The desire to hold leaders to a higher standard is totally understandable, but the question of what they lead renders it moot in this case. American leaders are people who sit at the helm of a world-spanning death machine, and no decision they make, no matter how high-minded and well intentioned, can change it’s basic function, which is to churn human, plant and animal life into profit. Like Darwinism, the evolutionary pressures of capitalist imperial politics actively selects for these wretched people, and against anyone who might even try to rein in it’s excesses, even as ineffective that would be. The only way to hold the leaders of this system to a higher standard is to hold the system to a higher standard, and the highest standard this system can realistically be held to is to be dismantled and replaced with something capable of producing stable and equitable results. Capitalism itself is like a nanobot Grey Goo apocalypse: instead of breaking down everything to produce more nanobots it breaks everything down into profit.

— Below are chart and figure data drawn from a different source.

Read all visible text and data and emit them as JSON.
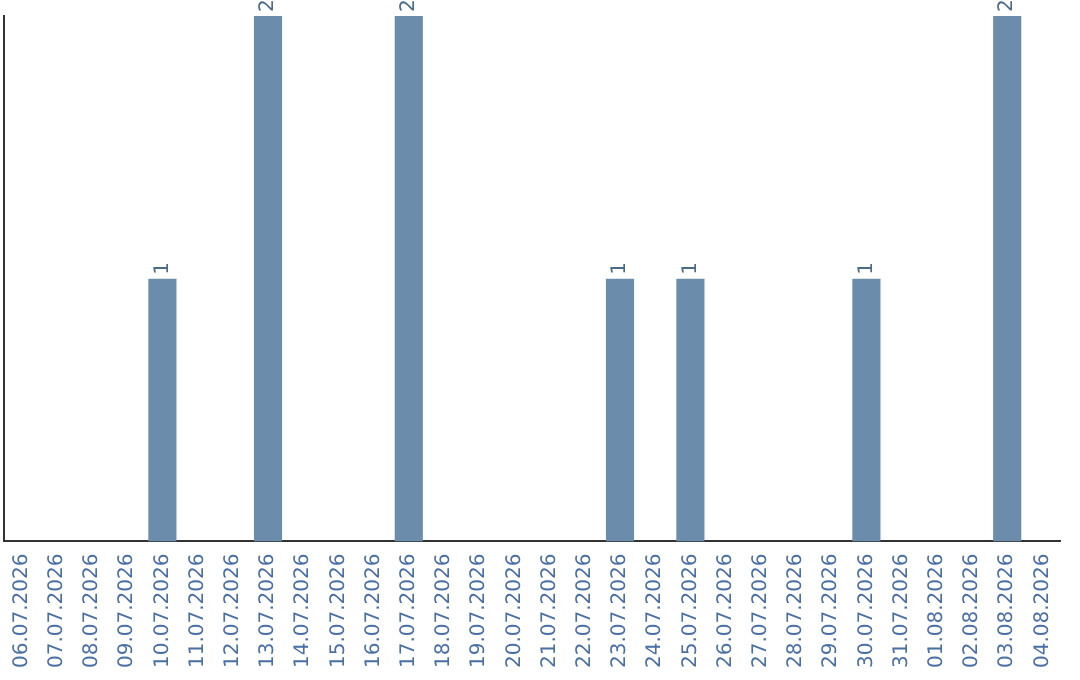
{
  "chart_data": {
    "type": "bar",
    "categories": [
      "06.07.2026",
      "07.07.2026",
      "08.07.2026",
      "09.07.2026",
      "10.07.2026",
      "11.07.2026",
      "12.07.2026",
      "13.07.2026",
      "14.07.2026",
      "15.07.2026",
      "16.07.2026",
      "17.07.2026",
      "18.07.2026",
      "19.07.2026",
      "20.07.2026",
      "21.07.2026",
      "22.07.2026",
      "23.07.2026",
      "24.07.2026",
      "25.07.2026",
      "26.07.2026",
      "27.07.2026",
      "28.07.2026",
      "29.07.2026",
      "30.07.2026",
      "31.07.2026",
      "01.08.2026",
      "02.08.2026",
      "03.08.2026",
      "04.08.2026"
    ],
    "values": [
      0,
      0,
      0,
      0,
      1,
      0,
      0,
      2,
      0,
      0,
      0,
      2,
      0,
      0,
      0,
      0,
      0,
      1,
      0,
      1,
      0,
      0,
      0,
      0,
      1,
      0,
      0,
      0,
      2,
      0
    ],
    "value_labels": [
      null,
      null,
      null,
      null,
      "1",
      null,
      null,
      "2",
      null,
      null,
      null,
      "2",
      null,
      null,
      null,
      null,
      null,
      "1",
      null,
      "1",
      null,
      null,
      null,
      null,
      "1",
      null,
      null,
      null,
      "2",
      null
    ],
    "color": "#6b8cab",
    "grid": false,
    "legend": false
  }
}
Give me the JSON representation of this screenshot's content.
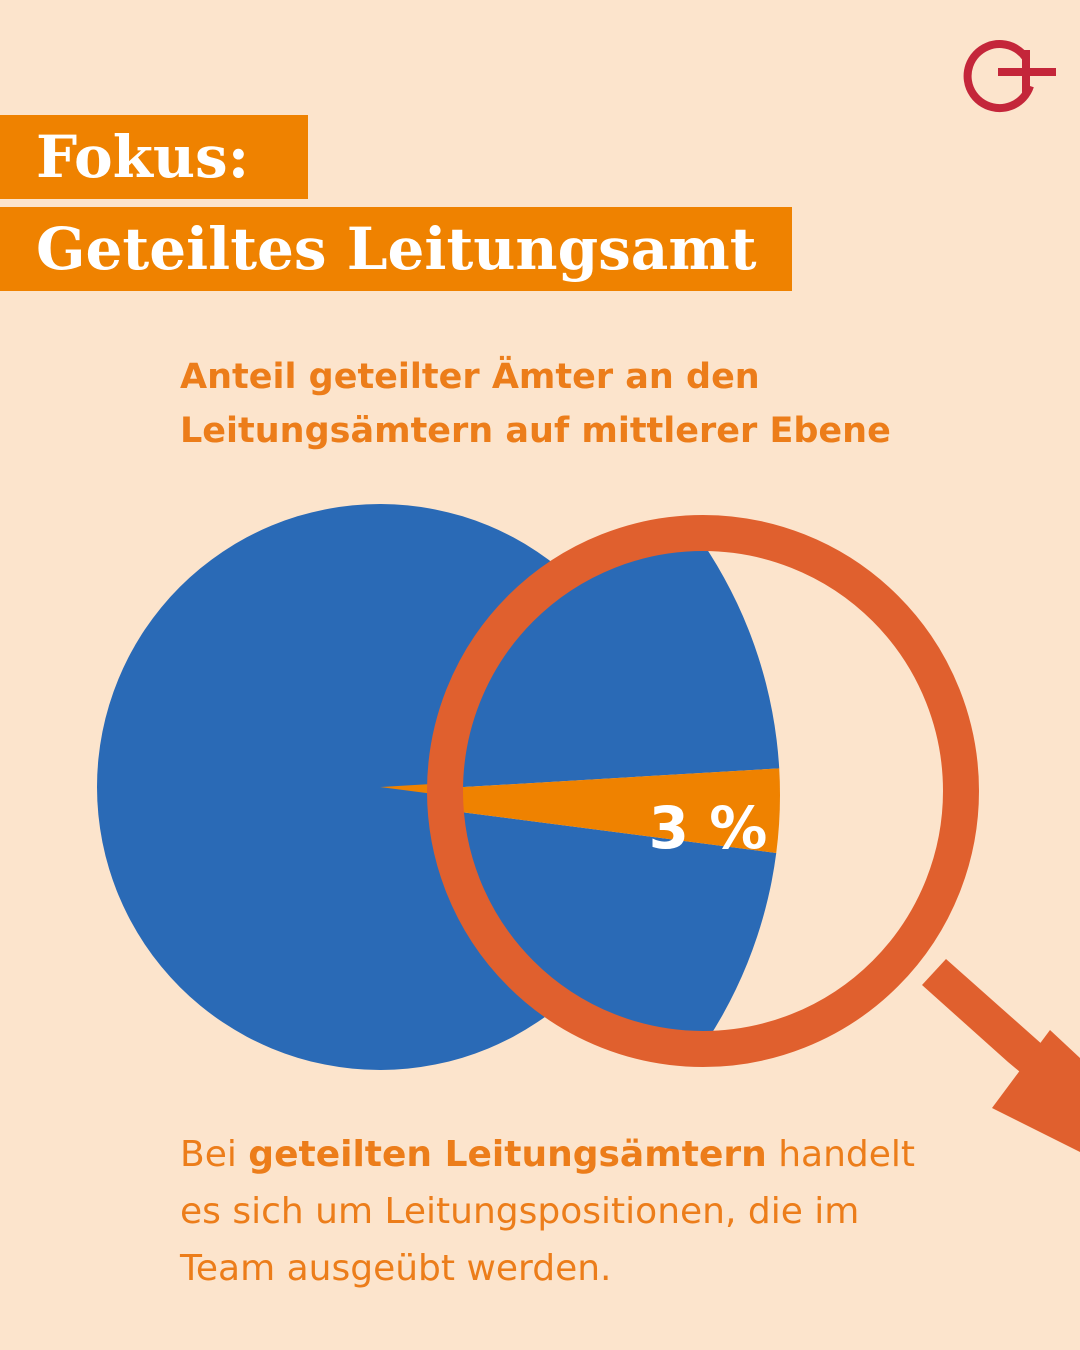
{
  "header": {
    "title_line1": "Fokus:",
    "title_line2": "Geteiltes Leitungsamt"
  },
  "chart_data": {
    "type": "pie",
    "title": "Anteil geteilter Ämter an den Leitungsämtern auf mittlerer Ebene",
    "slices": [
      {
        "label": "",
        "value": 97,
        "color": "#2a6ab6"
      },
      {
        "label": "3 %",
        "value": 3,
        "color": "#ef8200"
      }
    ],
    "highlight_label": "3 %"
  },
  "footer": {
    "text_before": "Bei ",
    "text_bold": "geteilten Leitungsämtern",
    "text_after": " handelt es sich um Leitungspositionen, die im Team ausgeübt werden."
  },
  "colors": {
    "background": "#fce4cc",
    "accent_orange": "#ef8200",
    "magnifier": "#e0602e",
    "pie_blue": "#2a6ab6",
    "logo_red": "#c4263a"
  },
  "icons": {
    "logo": "logo-icon",
    "magnifier": "magnifier-icon"
  }
}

I consider it an existential threat to life on earth,and anything that upholds capitalism or stands in the way of it’s destruction to be an acceptable loss for the preservation of the biosphere.
I hope I haven’t gone on too long, but I feel that gets to the heart of it. For the love of humanity and all living things, I’ve forsaken any attachment to this predatory so-called society.
Respectfully, your position doesn’t make sense. Liberalism brought us here. Liberalism was built on top of the slave trade, of colonialism, of plunder. This system produces people like Epstein and Trump.
With all due respect, that’s sounds like leaps of logic, like saying he scientific theory leads directly to and only to nuclear warfare.
Does classical liberalism only lead to slave trade/colonialism?
Do you know how many enlightenment figures were wildly racist, how many of them profited from slavery while pretending to stand for freedom? Scientific racism is a direct evolution from this.
As for whether liberalism now would lead to more of the same, of course it would, it has no built-in method for people to not be exploited, to discourage greed, to stop genocide, etc. How would you suggest we prevent any and all of this within liberalism?
I’ve been thinking for a long time that any large-scale organization will lead to greed, corruption, injustice, et al. It’s only since I’ve been reading about ML that I learned I lean anarchist. Vanguard parties sound like a bad idea to me.
Are we talking about liberalism or neoliberalism? My understanding is that liberalism is, ostensibly, grounded in enlightenment ideals.
I’m guessing I got downvoted because I said I’m fine with classical liberalism?